5. GÜVENİRLİK VE GEÇERLİLİK

1.7. Kanun ve Düzenlemeler

Kanunlar ve düzenlemeler ile ilgili ortaya çıkan alt-kategoriler kanun ve düzenlemelerin çok sık değişmesi, yapılan düzenlemelerin uygulamaya yansımasında sorunlar (örn. kanunların yoruma açık bırakılması sonucu kişi ve kurumlara farklı şekillerde uygulanması ve bu nedenle adaletsiz uygulamalara neden olması), her ile bir üniversite politikasının getirdiği olumsuzluklar,

172

akademik teşvik uygulamasına yönelik görüşler ve ikinci öğretim uygulamasına yönelik görüşler şeklinde adlandırılmıştır.

1.7.1. Kanun ve Düzenlemelerde Değişim

Kanun ve düzenlemelerin sıklıkla değişiyor olması önemle üzerinde durulan bir husustur. Analizlerde, çoğu kez yapılan düzenlemelerin sonuçlarının ortaya çıkmasının bile beklenmediği, değişikliklerin bu denli aceleyle ve sık yapılmasına bağlı olarak oturmuş standart uygulamalardan söz edilemediği, bu durumun akademiye giriş ve yükselme süreçlerinde farklı uygulamalara neden olarak adaletsizlik algısı yarattığı algısı ortaya çıkmıştır. Yükseköğretime yönelik düzenlemelerin sıkça değişmesi sonucu akademide belli bir çalışma standardının oluşturulamadığı, bu nedenle akademik ortamın güvensizlik duygusu yaratabildiği düşünülmektedir.

Bizde kurallar kanunlar çok sık değişiyor (KSA1-2).

Çok fazla değişiklik de tabii sonuçlarını görmeden, sıkıntı oluyor. Ama hani bir sonucu görüp sonradan düzeltme olmalı ama değişiyor, bir sene sonra yine değişiyor (KSA1-1).

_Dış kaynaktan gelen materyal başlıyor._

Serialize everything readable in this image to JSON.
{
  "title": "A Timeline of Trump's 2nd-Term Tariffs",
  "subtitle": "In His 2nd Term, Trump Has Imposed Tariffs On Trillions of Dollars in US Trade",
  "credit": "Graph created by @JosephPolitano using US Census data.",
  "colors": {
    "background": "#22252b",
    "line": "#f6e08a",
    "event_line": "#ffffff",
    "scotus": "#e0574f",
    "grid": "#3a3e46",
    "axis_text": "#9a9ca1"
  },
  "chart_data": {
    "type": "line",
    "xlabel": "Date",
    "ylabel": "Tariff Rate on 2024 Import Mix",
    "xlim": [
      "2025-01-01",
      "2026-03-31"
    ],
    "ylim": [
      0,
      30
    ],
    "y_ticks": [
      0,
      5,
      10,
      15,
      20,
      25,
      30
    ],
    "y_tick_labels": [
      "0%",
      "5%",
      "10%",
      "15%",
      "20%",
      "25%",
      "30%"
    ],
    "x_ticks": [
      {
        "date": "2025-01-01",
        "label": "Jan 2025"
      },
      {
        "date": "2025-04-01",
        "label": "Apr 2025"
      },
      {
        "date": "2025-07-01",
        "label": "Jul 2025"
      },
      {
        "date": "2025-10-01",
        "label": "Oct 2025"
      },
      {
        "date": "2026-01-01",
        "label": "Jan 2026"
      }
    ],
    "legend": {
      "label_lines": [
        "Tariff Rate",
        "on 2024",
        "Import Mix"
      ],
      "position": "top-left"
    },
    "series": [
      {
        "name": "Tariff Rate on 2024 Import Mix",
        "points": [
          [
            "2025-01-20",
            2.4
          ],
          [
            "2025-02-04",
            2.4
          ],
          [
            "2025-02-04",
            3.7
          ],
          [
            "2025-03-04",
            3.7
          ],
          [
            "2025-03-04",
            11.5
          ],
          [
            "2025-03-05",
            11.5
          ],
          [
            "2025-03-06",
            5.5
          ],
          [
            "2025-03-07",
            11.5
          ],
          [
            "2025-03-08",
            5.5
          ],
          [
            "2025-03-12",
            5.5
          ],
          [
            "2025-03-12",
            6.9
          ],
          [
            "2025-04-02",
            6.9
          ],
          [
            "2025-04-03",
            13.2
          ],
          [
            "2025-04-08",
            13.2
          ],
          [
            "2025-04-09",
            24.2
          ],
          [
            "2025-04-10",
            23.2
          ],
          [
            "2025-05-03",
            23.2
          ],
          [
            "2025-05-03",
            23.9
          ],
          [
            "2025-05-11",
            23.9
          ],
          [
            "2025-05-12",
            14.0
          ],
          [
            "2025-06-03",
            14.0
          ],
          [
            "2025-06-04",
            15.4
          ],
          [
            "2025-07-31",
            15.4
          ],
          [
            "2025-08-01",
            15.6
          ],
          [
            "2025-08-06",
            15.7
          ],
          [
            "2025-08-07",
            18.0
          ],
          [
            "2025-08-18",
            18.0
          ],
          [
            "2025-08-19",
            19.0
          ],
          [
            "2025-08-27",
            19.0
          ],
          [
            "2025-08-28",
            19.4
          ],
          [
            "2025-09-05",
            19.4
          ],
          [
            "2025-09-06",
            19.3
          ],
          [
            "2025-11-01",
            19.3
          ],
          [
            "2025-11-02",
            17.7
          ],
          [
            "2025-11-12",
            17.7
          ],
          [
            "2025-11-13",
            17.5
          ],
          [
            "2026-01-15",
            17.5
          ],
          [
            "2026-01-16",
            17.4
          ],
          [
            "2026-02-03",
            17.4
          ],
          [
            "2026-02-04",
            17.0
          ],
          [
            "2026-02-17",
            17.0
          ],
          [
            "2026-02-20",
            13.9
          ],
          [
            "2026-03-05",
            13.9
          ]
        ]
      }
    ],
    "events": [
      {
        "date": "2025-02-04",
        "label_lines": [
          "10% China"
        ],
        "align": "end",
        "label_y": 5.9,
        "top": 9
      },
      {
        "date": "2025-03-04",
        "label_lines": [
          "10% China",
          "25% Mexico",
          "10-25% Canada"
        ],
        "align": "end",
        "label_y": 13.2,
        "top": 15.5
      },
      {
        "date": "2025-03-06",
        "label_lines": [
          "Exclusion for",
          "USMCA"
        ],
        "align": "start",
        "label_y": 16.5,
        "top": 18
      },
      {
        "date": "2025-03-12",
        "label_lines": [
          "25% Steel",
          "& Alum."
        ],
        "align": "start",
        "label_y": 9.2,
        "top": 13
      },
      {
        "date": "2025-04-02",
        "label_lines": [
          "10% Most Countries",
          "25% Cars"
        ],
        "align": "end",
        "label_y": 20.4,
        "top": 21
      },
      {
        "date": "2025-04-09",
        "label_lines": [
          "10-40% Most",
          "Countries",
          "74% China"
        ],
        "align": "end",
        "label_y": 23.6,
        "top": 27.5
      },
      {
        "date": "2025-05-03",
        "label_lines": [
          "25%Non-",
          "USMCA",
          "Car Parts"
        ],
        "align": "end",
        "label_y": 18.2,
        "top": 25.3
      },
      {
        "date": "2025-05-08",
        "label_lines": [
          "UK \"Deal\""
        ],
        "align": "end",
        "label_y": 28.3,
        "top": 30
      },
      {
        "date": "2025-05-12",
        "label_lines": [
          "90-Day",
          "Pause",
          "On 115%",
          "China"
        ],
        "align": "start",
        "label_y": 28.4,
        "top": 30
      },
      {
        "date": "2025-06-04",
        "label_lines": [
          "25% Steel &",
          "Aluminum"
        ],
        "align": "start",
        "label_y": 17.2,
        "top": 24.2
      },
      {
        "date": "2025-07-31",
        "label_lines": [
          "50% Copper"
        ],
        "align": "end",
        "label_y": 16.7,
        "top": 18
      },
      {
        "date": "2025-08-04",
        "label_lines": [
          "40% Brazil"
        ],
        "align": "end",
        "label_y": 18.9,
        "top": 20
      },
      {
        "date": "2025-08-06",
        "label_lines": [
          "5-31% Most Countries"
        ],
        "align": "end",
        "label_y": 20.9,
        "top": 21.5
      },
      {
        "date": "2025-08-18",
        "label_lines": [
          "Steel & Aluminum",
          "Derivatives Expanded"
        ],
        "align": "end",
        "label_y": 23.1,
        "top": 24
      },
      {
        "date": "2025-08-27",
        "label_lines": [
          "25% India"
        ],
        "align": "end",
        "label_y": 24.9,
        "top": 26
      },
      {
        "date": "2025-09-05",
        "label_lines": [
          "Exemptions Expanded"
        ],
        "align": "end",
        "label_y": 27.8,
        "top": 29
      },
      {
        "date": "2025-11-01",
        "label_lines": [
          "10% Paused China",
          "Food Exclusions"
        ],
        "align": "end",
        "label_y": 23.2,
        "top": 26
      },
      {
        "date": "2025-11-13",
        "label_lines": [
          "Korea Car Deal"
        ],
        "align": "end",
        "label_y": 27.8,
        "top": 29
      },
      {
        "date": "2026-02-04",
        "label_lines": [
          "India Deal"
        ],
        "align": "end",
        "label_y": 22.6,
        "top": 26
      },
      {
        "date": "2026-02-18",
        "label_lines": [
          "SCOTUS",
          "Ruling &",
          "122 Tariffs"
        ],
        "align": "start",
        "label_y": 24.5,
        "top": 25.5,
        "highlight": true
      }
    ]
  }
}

Akademik hayatın şartları, kuralları çok değişiyor. Ben başlayalı 24 yıl olmuş, o günden bu yana siz başka kurallarla akademik hayatın işindeydiniz şimdi başka. Ben başlarken yardımcı doçent olmak için kurallar yoktu, doktora bitiriyordu insanlar. Sonra yayınlar çıktı, puanlar çıktı. İnsanlar sadece rakamlarla ifade edilir oldu. Senden 6 ay önce yardımcı doçent olmuş hiçbir şeysiz; 6 ay sonra dedi ki senden şunu şunu istiyorum. Bunlar kolaycı insanları, her insanı değil ama kolaycı insanları bir takım şeylere sevk etti. Ben 25 yıldır içindeyim en az 5-10 kere değişmiştir. Çok sık değişiyor bizim ülkemizde, her şeyde olduğu gibi tabii. Oturmadı daha akademik hayatın standartları (KSA2-1). 1.7.2. Kanun ve Düzenlemelerde Yazılı - Uygulama Farkı

Analizlerde ortaya çıkan diğer bir husus ise kanun ve düzenlemelerin genellikle kâğıt üzerinde kaldığı, uygulamaya yansıtılamadığı algısıdır. Akademinin gerçeği ile kanunlarda çizilen çerçevenin uyuşmadığı düşünülmektedir.

173

Sanki şu anda ideal daha belirgin gibi; daha kuralları konuldu gibi görünüyor; YÖK’ün çıkardığı düzeneklerle sanki çizildi gibi gözüküyor. Üst çerçeve mükemmel, herkesin haberi oldu ama içi çok boşaldı. Bunlar olurken ben içinin boşaldığını düşünüyorum. Aslında şu 25 yıllık süreç içerisinde çerçevenin daha iyi çizildiğini düşünüyorum ama içinin çok boşaldığını düşünüyorum (KSA2-1).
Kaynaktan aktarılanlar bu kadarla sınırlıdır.